Two‐Photon Absorption in an Indirect‐Gap Semiconductor Quantum Well System. I. Interband Transitions

Phonon‐assisted two‐photon interband transitions in an indirect‐band‐gap semiconductor layered quantum well (QW) and quantum well wire (QWW) are theoretically studied. The spectral dependence of the two‐photon absorption (TPA) coefficients α (1) , α (2) , α (3) in one‐dimensional (ID), 2D, and also 3D (bulk) systems, respectively, are found to vary according to (2ħω ± ħΩ − E G ) β , where ħω(ħΩ) is the photon (phonon) energy and E G is the effective indirect gap. β takes the values 0, 1, 2, and 3 depending on the dimension of the system and the form of momentum matrix elements. The analytical expressions of the electron‐photon and electron‐phonon matrix elements in QW systems are given.
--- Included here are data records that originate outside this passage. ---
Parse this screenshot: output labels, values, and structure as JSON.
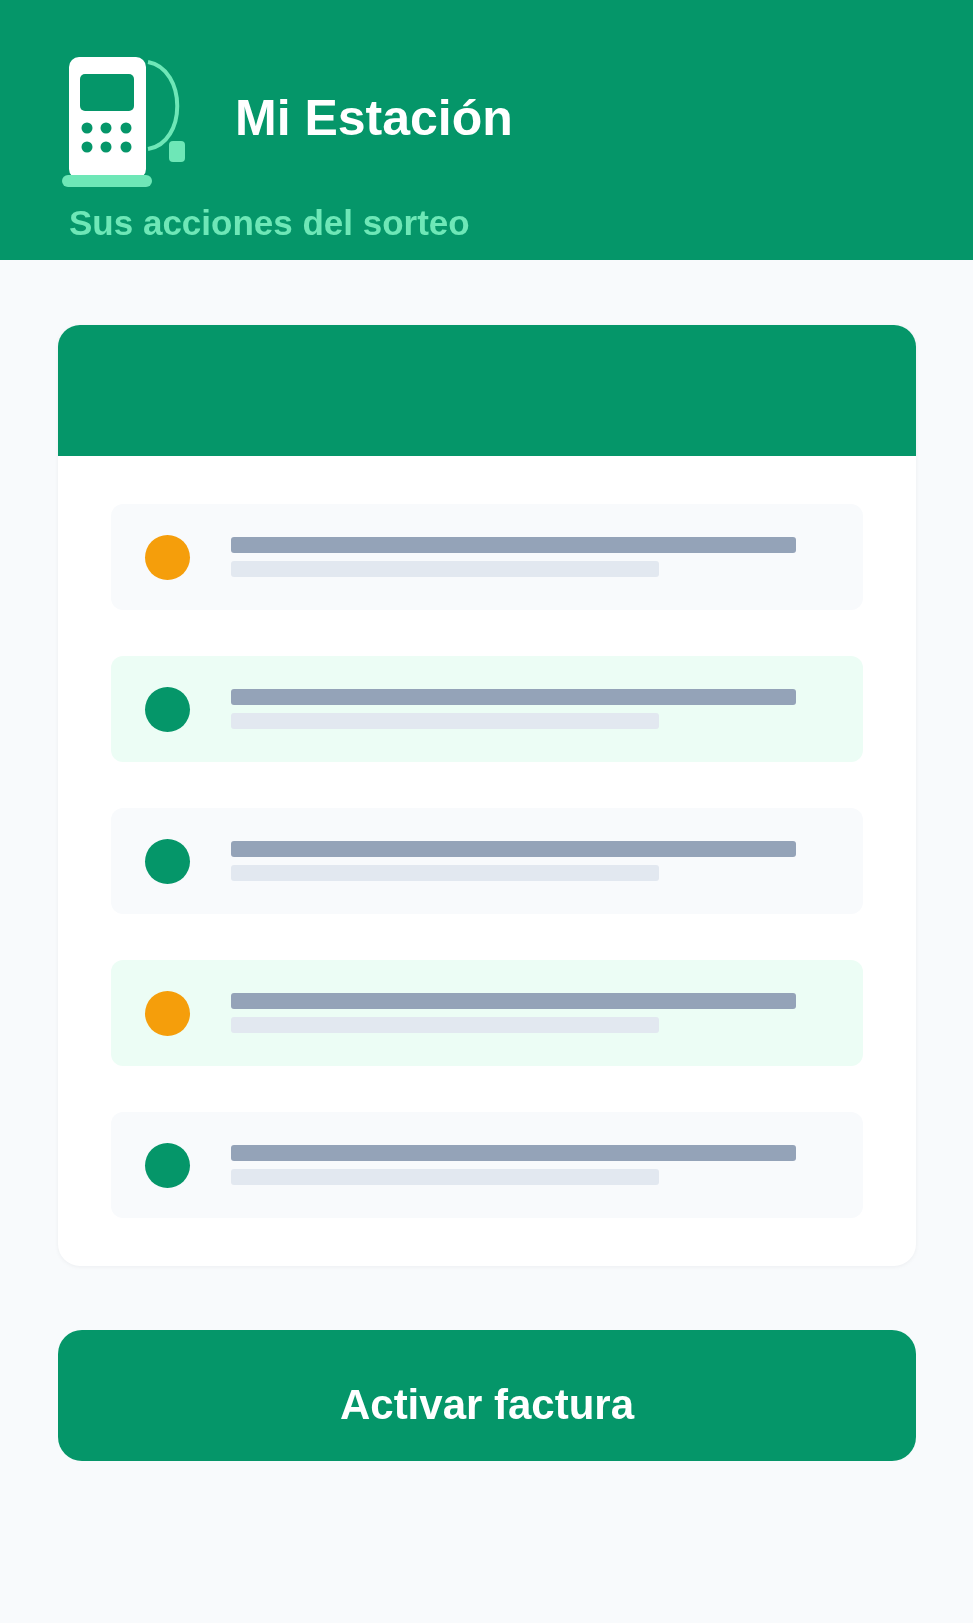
{
  "header": {
    "title": "Mi Estación",
    "subtitle": "Sus acciones del sorteo"
  },
  "card": {
    "rows": [
      {
        "color": "#f59e0b"
      },
      {
        "color": "#059669"
      },
      {
        "color": "#059669"
      },
      {
        "color": "#f59e0b"
      },
      {
        "color": "#059669"
      }
    ]
  },
  "button": {
    "label": "Activar factura"
  }
}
The numerical calculation of the TPA coefficients α (1) , α (2) , and α (3) in Si 0.5 Ge 0.5 shows that: α (1) (α (2) ), for polarization parallel to the confinement directions, is four (two) orders of magnitude bigger than α (3) for allowed‐allowed transitions. Furthermore, α (1) is two orders of magnitude larger than α (2) , for both photon polarizations with respect to the confinement directions in QW systems. This enhancement of α (1) over α (2) and α (3) is interpreted as due to the additional lateral quantum confinement of the carriers in QWW and also due to the intra‐subband momentum matrix elements.